Many countries have used the technology to monitor and trace the activity of infected and exposed individuals. One such effort, reported in Barron’s, described the use of bracelets to enforce quarantine programs for foreign visitors entering the region.

In the United States, there are a wide number of ways in which blockchain technology might improve the national response to COVID-19 and to strengthen our economic ecosystem long term. For example, blockchain platforms can improve reliability, transparency and security of data, helping to resolve complaints that data has been manipulated or its accuracy compromised in other ways. It could help track the spread of the virus, providing consistent, accurate and essentially real-time information.

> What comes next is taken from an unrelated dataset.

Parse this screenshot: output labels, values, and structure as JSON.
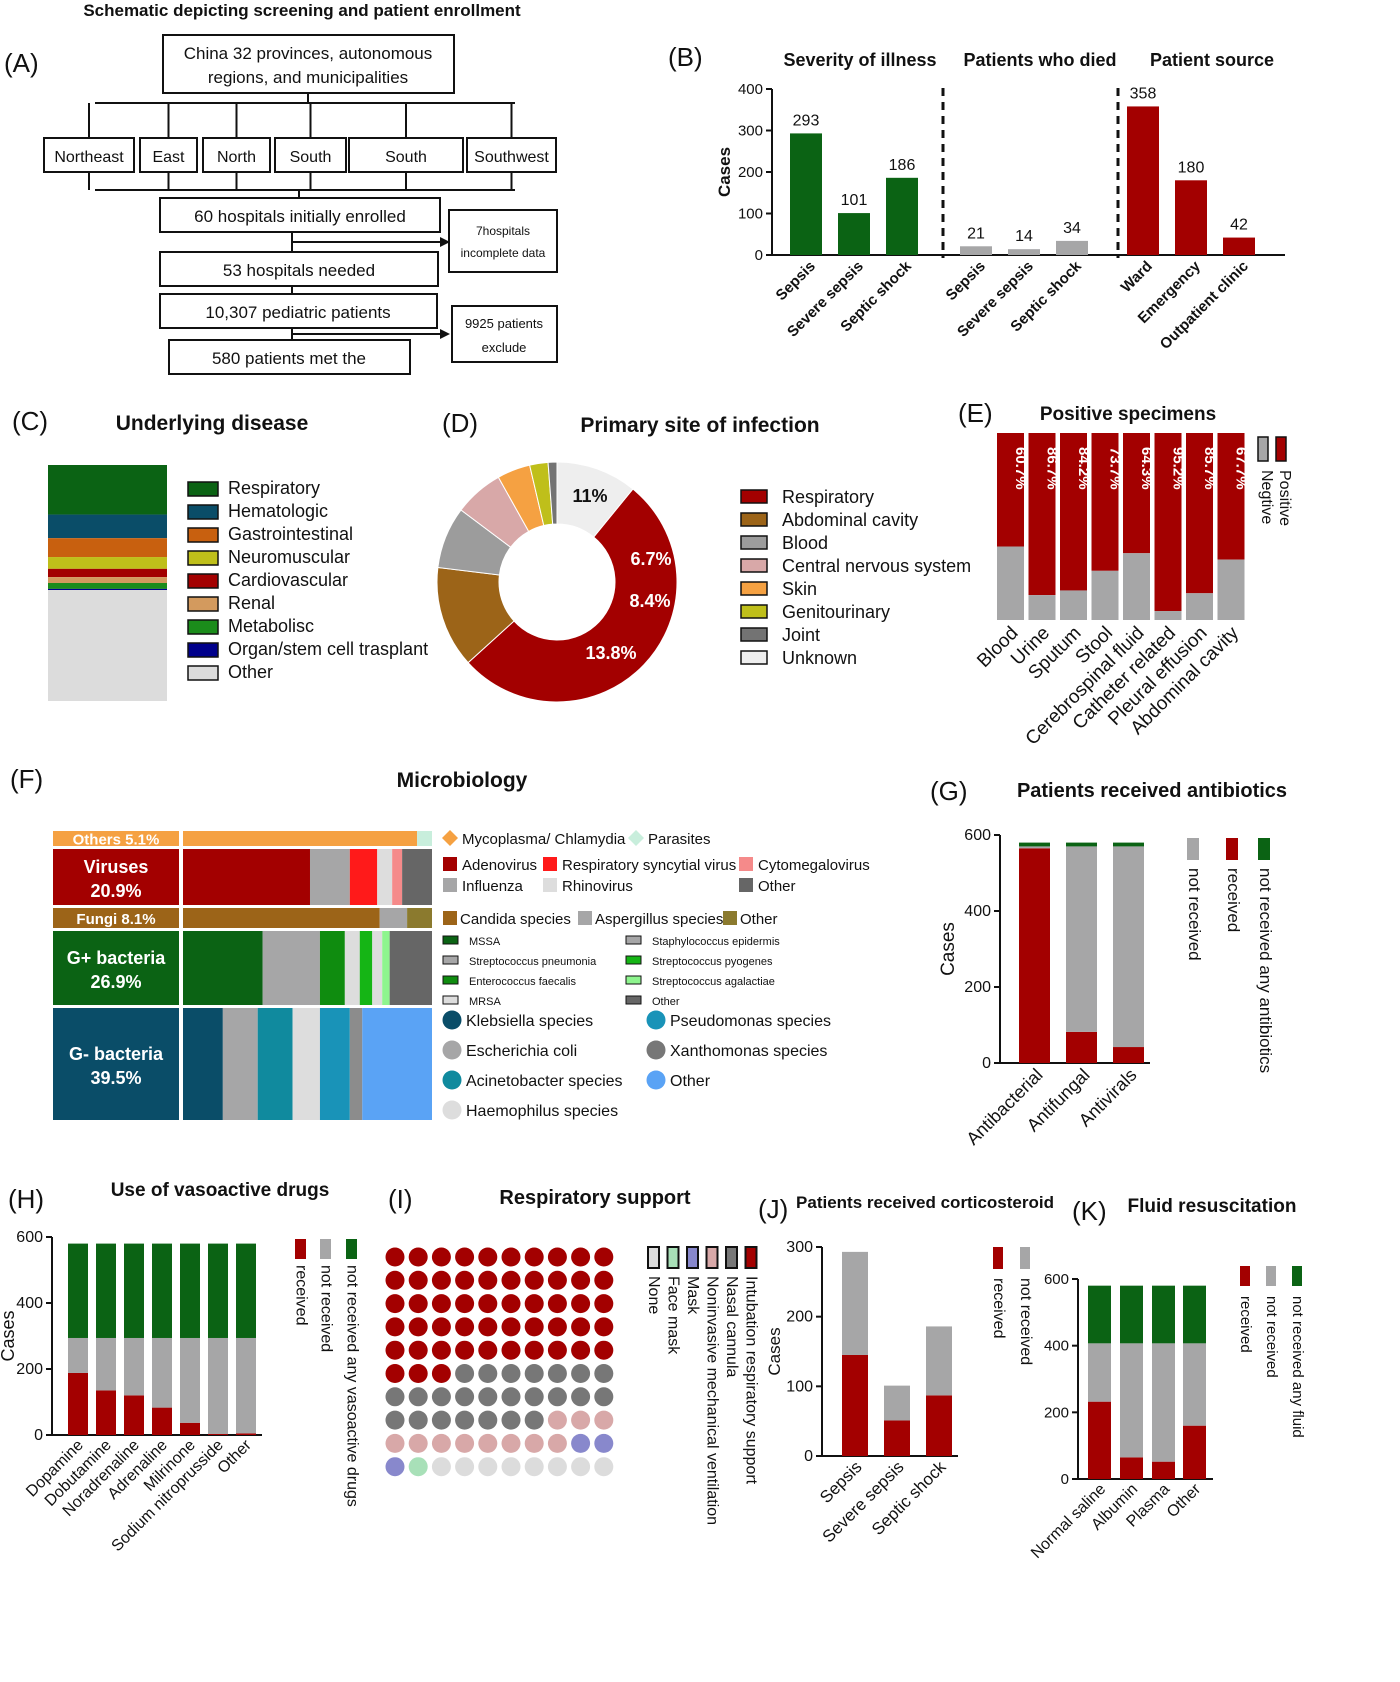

Blockchain growth during covid-19 in the finance sector 

During 2020, blockchain will continue to grow in the finance sector, ahead of other industries. Applications such as food tracking, goods authentication, and storage of sensitive data involve significant regulatory work to tie real-world objects to their tokenized equivalents.

The most significant breakthrough in this area that we’ll see is the application of blockchain’s fundamental technology to sovereign currencies. China might well attempt an experiment in a model city like Shenzhen this year, and Sweden is another country interested in this possibility.

There will be greater consolidation in the blockchain space. Many companies weren’t prepared for the crisis, whether in terms of infrastructure or their financial arrangements. Well-prepared startups will be accelerated as a result.

Cryptocurrencies will become increasingly used as non-correlated investment options. If you look at the recent market crisis precipitated by the coronavirus, cryptocurrencies and the stock market were only correlated for a little over one week. Bitcoin’s drop was primarily a liquidity issue — gold had the same behavior in that period — and it quickly became apparent that the currency was oversold. The markets are once again uncorrelated. This will drive further interest in blockchain-based financial instruments.

It’s quite possible that, by the end of the year, we may even see what mass adoption will look like. The kind of services and tools that will be used widely in the future will likely already be available this year.

With people staying home like never before, more online gaming will certainly happen globally at scale. This will result in the rise of in-game digital currency usage and related blockchain technology.